Consult the bandstructure configuration file for the respective constants that have to be set besides select_scattering and their units.
Todo
Add more extensive documentation for the different scattering mechanisms.
Warning
The scattering models based on density of states does currently not properly involve the energy shift required for the transfer energies. This is quite serious, but does not influene the acoustic phonon scattering (taken to be zero in the model implemented here). The current approach if not using the analytic parabolic models is that the transfer energies for all scattering mechanisms are summed and the energy of where the relaxation time is evaluated is shifted by this amount during interpolation. The sum approximation is not physically justified and needs additional investigation, also the interpolation are sensitive and can fail close to the van Hove singularities since the relaxation time is propotional to the inverse of the density of states. All known problems pertaining to density of states are also manifested here for the scattering.
-
scattering.
scattering_parabolic
(tr, energies, select_scattering, use_eonk=False)¶ Setup scattering mechnisms.
Store values in the scattering arrays using parabolic band dispersions as an approximation.
Parameters: - tr : object
A Transport() object
- energies : ndarray
- Dimension: (N)
Array containing the energy in eV at N samplings where the scattering values are o be calculated.

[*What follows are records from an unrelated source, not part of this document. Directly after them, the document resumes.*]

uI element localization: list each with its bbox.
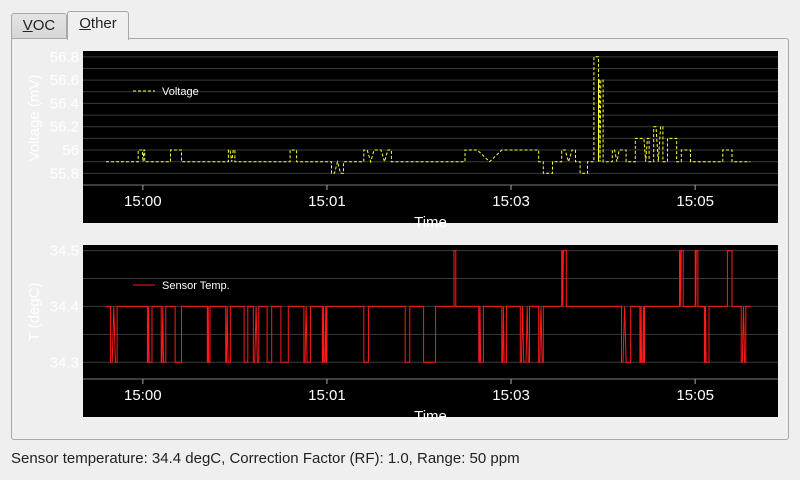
y-tick-label: 34.4 (50, 298, 79, 315)
y-tick-label: 56.4 (50, 95, 79, 112)
legend-label: Voltage (162, 86, 199, 98)
legend-label: Sensor Temp. (162, 280, 230, 292)
x-tick-label: 15:03 (492, 387, 530, 404)
x-tick-label: 15:03 (492, 193, 530, 210)
series-line-sensor-temp- (106, 250, 751, 363)
y-tick-label: 56.2 (50, 119, 79, 136)
x-tick-label: 15:01 (308, 193, 346, 210)
y-axis-title: T (degC) (26, 283, 43, 342)
y-tick-label: 34.5 (50, 243, 79, 260)
y-tick-label: 55.8 (50, 165, 79, 182)
tab-other-label: ther (90, 15, 117, 32)
tab-voc[interactable]: VOC (11, 13, 67, 39)
tab-voc-mnemonic: V (22, 17, 33, 34)
x-tick-label: 15:01 (308, 387, 346, 404)
x-tick-label: 15:00 (124, 193, 162, 210)
voltage-chart: 55.8 56 56.2 56.4 56.6 56.8 15:00 15:01 15:03 15:… (26, 49, 778, 231)
status-bar-text: Sensor temperature: 34.4 degC, Correctio… (11, 450, 520, 467)
x-tick-label: 15:05 (676, 387, 714, 404)
temperature-chart: 34.3 34.4 34.5 15:00 15:01 15:03 15:05 Time T (d… (26, 243, 778, 425)
y-tick-label: 56.8 (50, 49, 79, 66)
chart-frame (83, 245, 778, 417)
tab-other[interactable]: Other (67, 11, 129, 40)
chart-frame (83, 51, 778, 223)
x-tick-label: 15:00 (124, 387, 162, 404)
x-axis-title: Time (414, 408, 447, 425)
series-line-voltage (106, 56, 751, 174)
tab-panel-other: 55.8 56 56.2 56.4 56.6 56.8 15:00 15:01 15:03 15:… (11, 38, 789, 440)
tab-other-mnemonic: O (79, 15, 91, 32)
x-axis-title: Time (414, 214, 447, 231)
y-tick-label: 56.6 (50, 72, 79, 89)
y-tick-label: 34.3 (50, 354, 79, 371)
y-tick-label: 56 (62, 142, 79, 159)
x-tick-label: 15:05 (676, 193, 714, 210)
y-axis-title: Voltage (mV) (26, 75, 43, 162)
tab-voc-label: OC (32, 17, 56, 34)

- select_scattering : ndarray
- Dimension: (12)
Array containing integers. Set to 1 to select the scattering, 0 to exclude. The variables in select_scattering are set in the bandstructure configuration file, one value for each scattering and band. See notes below for the currrently available scattering mechnisms.
- use_eonk : boolean
If set to True, generate the scattering values on the supplied energy for each band and on its k-points
Returns: - scattering_inv : ndarray
- Dimension: (T,N,M,12)
The scattering array in fs units in the current Transport() object for T temperature steps, N number of bands, M number of energy steps and 12 number of scattering mechanisms
- scattering_total_inv : ndarray
- Dimension: (T, N, M)
The total (all mechanisms summed) scattering array in fs units) in the current Transport() object for T temperature steps, N number of bands and M number of energy steps
- scattering_tau0 : ndarray
- Dimension: (T, N, 12)
The scattering prefactor array, tau0 in units of fs, in the current Transport() object for T temperature steps, N number of bands and 12 number of scattering mechanisms.
Notes
Currently only the following scattering mechanisms are supported:
select_scattering index scattering mechanism 1 Acoustic phonon scattering from def. pot. 2 Non-polar optical phonon scattering from def. pot. 3 Intervalley phonon scattering 4 Polar optical phonon scattering 5 Piezoelectric acoustic phonon scattering 6 Ionized impurity scattering, Brooks-Herring 7 Ionized impurity scattering, Conwell-Weisskopf 8 Alloy scattering 9 None 10 None 11 None 12 Constant (energy and k-point independent) Also consult the bandstructure configuration file for the respective constants that have to be set besides select_scattering and their units.
Todo
Add more extensive documentation for the different scattering mechanisms.